From the 1930s through the 1960s, some 100 million elms were lost in America, both to the disease and a then-prevailing scorched-earth policy of tree removal to keep the disease from spreading. Streets from Maine to the Dakotas were stripped of the soaring canopies of trees that gave them their charm.

The tree never died entirely, however.

First, some resistant elms managed to survive the fungus. Second, groups of concerned citizens and scientists began working to save the elm. One such organization is the nonprofit Elm Research Institute (ERI), now based in Westmoreland, N.H. It was founded in 1967 by Hansel.

Hansel’s passion for the tree has deep roots in the imposing stand of elms at his grandparents’ house in New Jersey. Those trees were later destroyed, as were the elms at the house he moved into as a newlywed—seeing them go, he recalls, was “heart-wrenching.”

That experience spurred him into thinking of another way to grapple with the disease; a “long-term approach to the problem, instead of cut and burn,” he says.

Today, the institute is engaged in a two-pronged effort: maintenance of surviving elms through application of a specially developed elm fungicide, and dissemination of the Liberty elm, a disease-resistant strain resulting from years of genetic research and cross-pollination of hardier parent trees.

The Liberty elm was introduced in 1983, and since then approximately 250,000 saplings have been cloned by leaf cuttings and released by ERI. Some 50,000 elms, in various stages of maturity, are nurtured on-site before they are sent out into the world. To date, the loss rate of Liberty elms to DED has been less than 10 percent.

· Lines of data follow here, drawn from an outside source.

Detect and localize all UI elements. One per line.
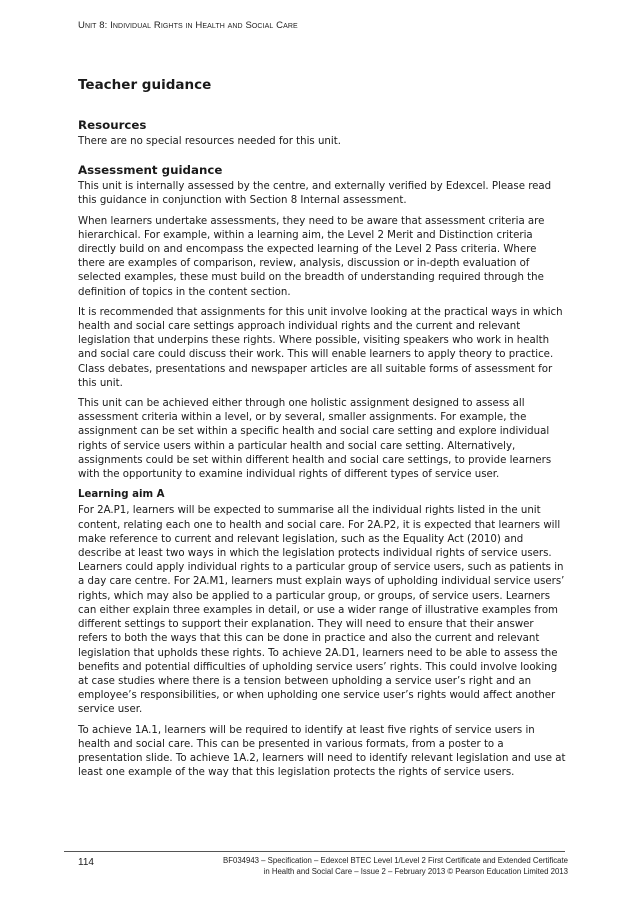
page-number: 114 xyxy=(78,857,94,868)
assessment-paragraph: It is recommended that assignments for this unit involve looking at the practical ways in which health and social care settings approach individual rights and the current and relevant legislation that underpins these rights. Where possible, visiting speakers who work in health and social care could discuss their work. This will enable learners to apply theory to practice. Class debates, presentations and newspaper articles are all suitable forms of assessment for this unit. xyxy=(78,306,563,389)
learning-aim-a-paragraph: For 2A.P1, learners will be expected to summarise all the individual rights listed in the unit content, relating each one to health and social care. For 2A.P2, it is expected that learners will make reference to current and relevant legislation, such as the Equality Act (2010) and describe at least two ways in which the legislation protects individual rights of service users. Learners could apply individual rights to a particular group of service users, such as patients in a day care centre. For 2A.M1, learners must explain ways of upholding individual service users’ rights, which may also be applied to a particular group, or groups, of service users. Learners can either explain three examples in detail, or use a wider range of illustrative examples from different settings to support their explanation. They will need to ensure that their answer refers to both the ways that this can be done in practice and also the current and relevant legislation that upholds these rights. To achieve 2A.D1, learners need to be able to assess the benefits and potential difficulties of upholding service users’ rights. This could involve looking at case studies where there is a tension between upholding a service user’s right and an employee’s responsibilities, or when upholding one service user’s rights would affect another service user. xyxy=(78,505,565,716)
footer-line: in Health and Social Care – Issue 2 – February 2013 © Pearson Education Limited 2013 xyxy=(263,867,568,876)
assessment-guidance-heading: Assessment guidance xyxy=(78,163,223,178)
footer-line: BF034943 – Specification – Edexcel BTEC Level 1/Level 2 First Certificate and Extended Certificate xyxy=(223,856,568,865)
assessment-paragraph: This unit can be achieved either through one holistic assignment designed to assess all assessment criteria within a level, or by several, smaller assignments. For example, the assignment can be set within a specific health and social care setting and explore individual rights of service users within a particular health and social care setting. Alternatively, assignments could be set within different health and social care settings, to provide learners with the opportunity to examine individual rights of different types of service user. xyxy=(78,398,552,481)
assessment-paragraph: This unit is internally assessed by the centre, and externally verified by Edexcel. Please read this guidance in conjunction with Section 8 Internal assessment. xyxy=(78,181,552,207)
page-title: Teacher guidance xyxy=(78,77,212,93)
footer-divider xyxy=(64,851,565,852)
resources-heading: Resources xyxy=(78,118,147,132)
footer-citation xyxy=(168,855,568,877)
resources-text: There are no special resources needed for this unit. xyxy=(78,136,341,147)
learning-aim-a-heading: Learning aim A xyxy=(78,489,165,501)
assessment-paragraph: When learners undertake assessments, they need to be aware that assessment criteria are hierarchical. For example, within a learning aim, the Level 2 Merit and Distinction criteria directly build on and encompass the expected learning of the Level 2 Pass criteria. Where there are examples of comparison, review, analysis, discussion or in-depth evaluation of selected examples, these must build on the breadth of understanding required through the definition of topics in the content section. xyxy=(78,215,545,298)
learning-aim-a-paragraph: To achieve 1A.1, learners will be required to identify at least five rights of service users in health and social care. This can be presented in various formats, from a poster to a presentation slide. To achieve 1A.2, learners will need to identify relevant legislation and use at least one example of the way that this legislation protects the rights of service users. xyxy=(78,724,566,779)
running-header: Unit 8: Individual Rights in Health and Social Care xyxy=(78,20,298,31)
main-content xyxy=(78,76,566,786)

The key, Hansel says, is finding ways to manage the disease; prolonging the tree’s life rather than curing it. The sad fact is elms will never again flourish in the numbers they did; damage done by the disease and the decades-long cut and burn policy was too great. But it’s possible, says Hansel, to maintain and restore pockets of elms through volunteer effort.

For example, bringing back the elms along U.S. Route 1, the historic highway stretching from Florida to Maine. It was once a virtual, 2,200-mile avenue of elm trees. ERI has worked with such volunteer organizations as the Boy and Girl Scouts and local rotary clubs to bring elms into smaller communities. It’s involved with elm restoration at Harvard, Yale, Dartmouth, and Princeton. Liberty elms have been planted at the base of the Statue of Liberty and in front of the capitol in Washington D.C.

“I like to see small towns putting in trees along Main Street,” Hansel declares. “Nothing can change the character of a town faster than putting in a tree.”

In the twin towns of Damariscotta and Newcastle, Maine, some 39 mature elms have been restored. Merle Parise, a forester who was involved with the local Rotary effort to plant the Liberty elms more than 10 years ago, says “we thought we could recover some of the aesthetic aspect that the town had back in the 1950s.” The majority of the elms are doing well, he says, and are starting to “throw shade and fill out.”

The main element making the Liberty elm a success is an attachment to the American elm of old. Call it the nostalgia factor—memories of expansively shaded streets, simpler times, and children at play. “Yes,” says Hansel, “we’re trying to maintain people’s memories. We want to maintain a bridge to the past. In the meantime, whether we have Main Street or not, we have enough elms resembling their forbears to create that intergenerational link.”

Nicola Smith, who lives in White River Junction, Vt., is a regular contributor to American Profile.